"Das weiss der lieber Gott," she answered, speaking half to herself. And then recovering herself she added in a firmer voice, "Either here or at Kamloops: most likely at Kamloops, if you are not back soon."
"But we shall be back soon. What ails you to-night?"
"It is nothing, Ned; but it seems as if summer had gone soon this year, and these great mountains will all be white again directly. I don't think you will get back here this fall."
"Not get back this fall! Why, surely, Lilla, you don't think that we mean to jump your claims, or make off with your gold?"
"No, no! of course not. I know you don't care for the gold, Ned, like the other men. You don't care for anything like other men, I think."
"Don't I? Just wait until I come back from Chilcotin and pour buckets of dust into your lap. See if I won't want my share then?"

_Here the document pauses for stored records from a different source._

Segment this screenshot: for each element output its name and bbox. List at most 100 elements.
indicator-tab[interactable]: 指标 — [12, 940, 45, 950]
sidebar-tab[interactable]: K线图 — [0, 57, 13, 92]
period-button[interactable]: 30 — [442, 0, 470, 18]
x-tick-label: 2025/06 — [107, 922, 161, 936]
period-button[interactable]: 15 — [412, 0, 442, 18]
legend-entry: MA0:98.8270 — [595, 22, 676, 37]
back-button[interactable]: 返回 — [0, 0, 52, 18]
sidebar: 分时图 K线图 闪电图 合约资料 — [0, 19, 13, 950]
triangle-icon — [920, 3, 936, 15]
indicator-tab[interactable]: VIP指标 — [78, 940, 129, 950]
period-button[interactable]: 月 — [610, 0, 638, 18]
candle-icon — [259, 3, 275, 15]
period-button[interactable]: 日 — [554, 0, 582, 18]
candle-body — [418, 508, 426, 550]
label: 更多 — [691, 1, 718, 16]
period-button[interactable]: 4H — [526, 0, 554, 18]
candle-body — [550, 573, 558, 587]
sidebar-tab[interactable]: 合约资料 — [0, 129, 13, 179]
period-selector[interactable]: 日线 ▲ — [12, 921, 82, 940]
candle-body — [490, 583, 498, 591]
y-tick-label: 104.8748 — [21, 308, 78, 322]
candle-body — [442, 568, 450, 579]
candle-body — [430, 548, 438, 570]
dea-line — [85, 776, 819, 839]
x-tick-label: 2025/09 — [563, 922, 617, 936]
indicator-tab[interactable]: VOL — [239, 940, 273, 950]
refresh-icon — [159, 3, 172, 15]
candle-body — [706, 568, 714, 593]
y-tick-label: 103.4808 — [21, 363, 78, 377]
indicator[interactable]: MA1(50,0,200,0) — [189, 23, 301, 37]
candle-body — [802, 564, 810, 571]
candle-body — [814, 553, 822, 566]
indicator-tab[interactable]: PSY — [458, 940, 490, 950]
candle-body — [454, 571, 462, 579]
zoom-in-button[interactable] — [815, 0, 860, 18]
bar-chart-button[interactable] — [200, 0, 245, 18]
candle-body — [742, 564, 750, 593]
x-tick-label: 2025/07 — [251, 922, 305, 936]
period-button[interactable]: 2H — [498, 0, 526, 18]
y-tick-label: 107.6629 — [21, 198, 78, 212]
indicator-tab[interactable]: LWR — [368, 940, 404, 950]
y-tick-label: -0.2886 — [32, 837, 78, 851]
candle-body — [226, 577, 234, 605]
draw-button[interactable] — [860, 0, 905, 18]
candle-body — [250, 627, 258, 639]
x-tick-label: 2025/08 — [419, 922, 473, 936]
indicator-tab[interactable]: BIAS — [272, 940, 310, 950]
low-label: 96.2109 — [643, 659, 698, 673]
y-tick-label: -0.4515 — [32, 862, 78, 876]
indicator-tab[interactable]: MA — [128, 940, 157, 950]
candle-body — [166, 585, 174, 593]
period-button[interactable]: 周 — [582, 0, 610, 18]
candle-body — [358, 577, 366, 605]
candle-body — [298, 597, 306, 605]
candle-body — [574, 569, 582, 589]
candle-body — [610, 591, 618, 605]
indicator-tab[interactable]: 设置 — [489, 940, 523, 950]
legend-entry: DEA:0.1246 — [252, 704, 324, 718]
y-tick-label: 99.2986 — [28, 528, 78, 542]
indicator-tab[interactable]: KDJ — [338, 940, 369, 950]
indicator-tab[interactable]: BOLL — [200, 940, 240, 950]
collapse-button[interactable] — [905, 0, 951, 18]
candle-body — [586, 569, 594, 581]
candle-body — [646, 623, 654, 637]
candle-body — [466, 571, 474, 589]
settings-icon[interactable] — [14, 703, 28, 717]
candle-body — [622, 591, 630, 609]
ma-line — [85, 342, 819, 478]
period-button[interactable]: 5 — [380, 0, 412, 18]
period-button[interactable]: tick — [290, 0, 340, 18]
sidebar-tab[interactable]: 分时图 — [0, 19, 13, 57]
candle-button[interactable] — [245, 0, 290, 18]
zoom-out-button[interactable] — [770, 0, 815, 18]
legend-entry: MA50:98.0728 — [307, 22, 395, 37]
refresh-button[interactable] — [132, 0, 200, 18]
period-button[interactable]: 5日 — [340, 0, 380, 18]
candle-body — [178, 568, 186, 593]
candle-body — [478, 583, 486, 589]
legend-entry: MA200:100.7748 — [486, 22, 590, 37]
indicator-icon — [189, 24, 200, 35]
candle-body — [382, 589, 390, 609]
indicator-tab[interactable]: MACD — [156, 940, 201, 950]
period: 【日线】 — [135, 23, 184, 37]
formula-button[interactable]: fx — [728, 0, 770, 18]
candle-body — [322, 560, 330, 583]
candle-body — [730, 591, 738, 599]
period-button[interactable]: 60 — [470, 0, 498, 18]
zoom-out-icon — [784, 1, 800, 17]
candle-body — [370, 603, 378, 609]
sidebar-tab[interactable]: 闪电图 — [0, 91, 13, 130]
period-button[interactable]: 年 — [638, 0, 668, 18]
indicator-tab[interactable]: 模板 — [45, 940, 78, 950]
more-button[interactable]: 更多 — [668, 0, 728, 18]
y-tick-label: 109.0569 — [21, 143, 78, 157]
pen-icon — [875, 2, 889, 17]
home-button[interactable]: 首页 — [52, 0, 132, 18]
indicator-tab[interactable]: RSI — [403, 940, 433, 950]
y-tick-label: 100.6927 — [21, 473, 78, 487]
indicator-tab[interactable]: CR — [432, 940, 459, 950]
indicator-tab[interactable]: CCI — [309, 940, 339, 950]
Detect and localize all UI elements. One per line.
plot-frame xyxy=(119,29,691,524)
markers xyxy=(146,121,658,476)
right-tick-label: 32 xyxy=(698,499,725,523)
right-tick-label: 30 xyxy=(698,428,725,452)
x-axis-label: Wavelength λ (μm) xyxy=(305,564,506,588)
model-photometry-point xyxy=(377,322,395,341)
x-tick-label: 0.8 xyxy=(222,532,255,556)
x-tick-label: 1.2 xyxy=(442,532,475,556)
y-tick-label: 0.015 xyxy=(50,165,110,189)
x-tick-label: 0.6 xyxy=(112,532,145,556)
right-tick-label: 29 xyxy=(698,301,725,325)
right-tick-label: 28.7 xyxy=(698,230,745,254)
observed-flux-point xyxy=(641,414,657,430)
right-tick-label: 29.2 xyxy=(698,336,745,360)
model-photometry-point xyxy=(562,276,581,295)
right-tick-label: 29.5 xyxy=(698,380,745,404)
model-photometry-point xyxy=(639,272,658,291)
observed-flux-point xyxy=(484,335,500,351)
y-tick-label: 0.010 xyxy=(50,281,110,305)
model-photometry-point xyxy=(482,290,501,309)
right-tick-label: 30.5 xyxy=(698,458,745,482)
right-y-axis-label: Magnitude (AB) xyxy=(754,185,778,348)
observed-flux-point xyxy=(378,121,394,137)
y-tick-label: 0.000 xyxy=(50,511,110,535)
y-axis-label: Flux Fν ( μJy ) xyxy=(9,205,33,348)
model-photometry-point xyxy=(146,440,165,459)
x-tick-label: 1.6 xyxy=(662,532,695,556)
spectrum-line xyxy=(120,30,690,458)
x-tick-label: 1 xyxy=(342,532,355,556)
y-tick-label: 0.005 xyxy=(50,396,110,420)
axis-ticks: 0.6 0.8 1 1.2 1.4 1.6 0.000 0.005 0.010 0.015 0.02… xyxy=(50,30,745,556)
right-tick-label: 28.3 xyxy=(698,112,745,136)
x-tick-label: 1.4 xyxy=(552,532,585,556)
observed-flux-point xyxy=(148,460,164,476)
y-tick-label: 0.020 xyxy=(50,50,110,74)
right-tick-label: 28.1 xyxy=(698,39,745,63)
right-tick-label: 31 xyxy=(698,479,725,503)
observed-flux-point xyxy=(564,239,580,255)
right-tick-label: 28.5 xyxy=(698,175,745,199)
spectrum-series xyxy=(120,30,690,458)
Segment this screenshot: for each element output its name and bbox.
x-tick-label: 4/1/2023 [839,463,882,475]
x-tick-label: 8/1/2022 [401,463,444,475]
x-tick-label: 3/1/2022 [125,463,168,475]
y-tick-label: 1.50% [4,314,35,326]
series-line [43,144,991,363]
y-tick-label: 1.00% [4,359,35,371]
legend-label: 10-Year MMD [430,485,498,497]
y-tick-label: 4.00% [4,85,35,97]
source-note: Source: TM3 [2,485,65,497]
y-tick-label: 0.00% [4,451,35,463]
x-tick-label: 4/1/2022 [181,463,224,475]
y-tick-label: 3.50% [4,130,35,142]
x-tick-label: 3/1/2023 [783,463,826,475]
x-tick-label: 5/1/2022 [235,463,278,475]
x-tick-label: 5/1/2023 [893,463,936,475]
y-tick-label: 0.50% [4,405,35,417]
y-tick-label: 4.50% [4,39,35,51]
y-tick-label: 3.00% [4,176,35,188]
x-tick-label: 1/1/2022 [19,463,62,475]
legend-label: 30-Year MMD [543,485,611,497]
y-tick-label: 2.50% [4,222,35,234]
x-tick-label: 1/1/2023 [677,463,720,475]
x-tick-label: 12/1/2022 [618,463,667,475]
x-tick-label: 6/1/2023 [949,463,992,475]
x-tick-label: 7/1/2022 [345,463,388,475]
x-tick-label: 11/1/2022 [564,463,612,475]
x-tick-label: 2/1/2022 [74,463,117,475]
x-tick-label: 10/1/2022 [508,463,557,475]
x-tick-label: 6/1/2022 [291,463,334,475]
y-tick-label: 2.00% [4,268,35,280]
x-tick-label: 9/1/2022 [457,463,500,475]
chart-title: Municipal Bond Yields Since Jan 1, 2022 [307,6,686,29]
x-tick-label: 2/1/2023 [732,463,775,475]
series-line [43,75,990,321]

"I wonder how long it will be that I must wait, Ned? I think sometimes that we shall never meet again. Tell me, do you think such atoms as we are could ever find their way to one another, up there? It seems so hard to lose one's friends for ever."
And the girl looked despairingly up into the great blue vault above them, wherein even the greatest of the stars are but as golden motes.
"Yes, little sister," answered Ned seriously. "I don't think that such as you will have much difficulty in finding their way up there."
After this the two were silent for some time, standing on a rise above Antler, looking out upon the deepening gloom of the evening, Ned's heart very full of tenderness towards the little woman to whom he owed so much.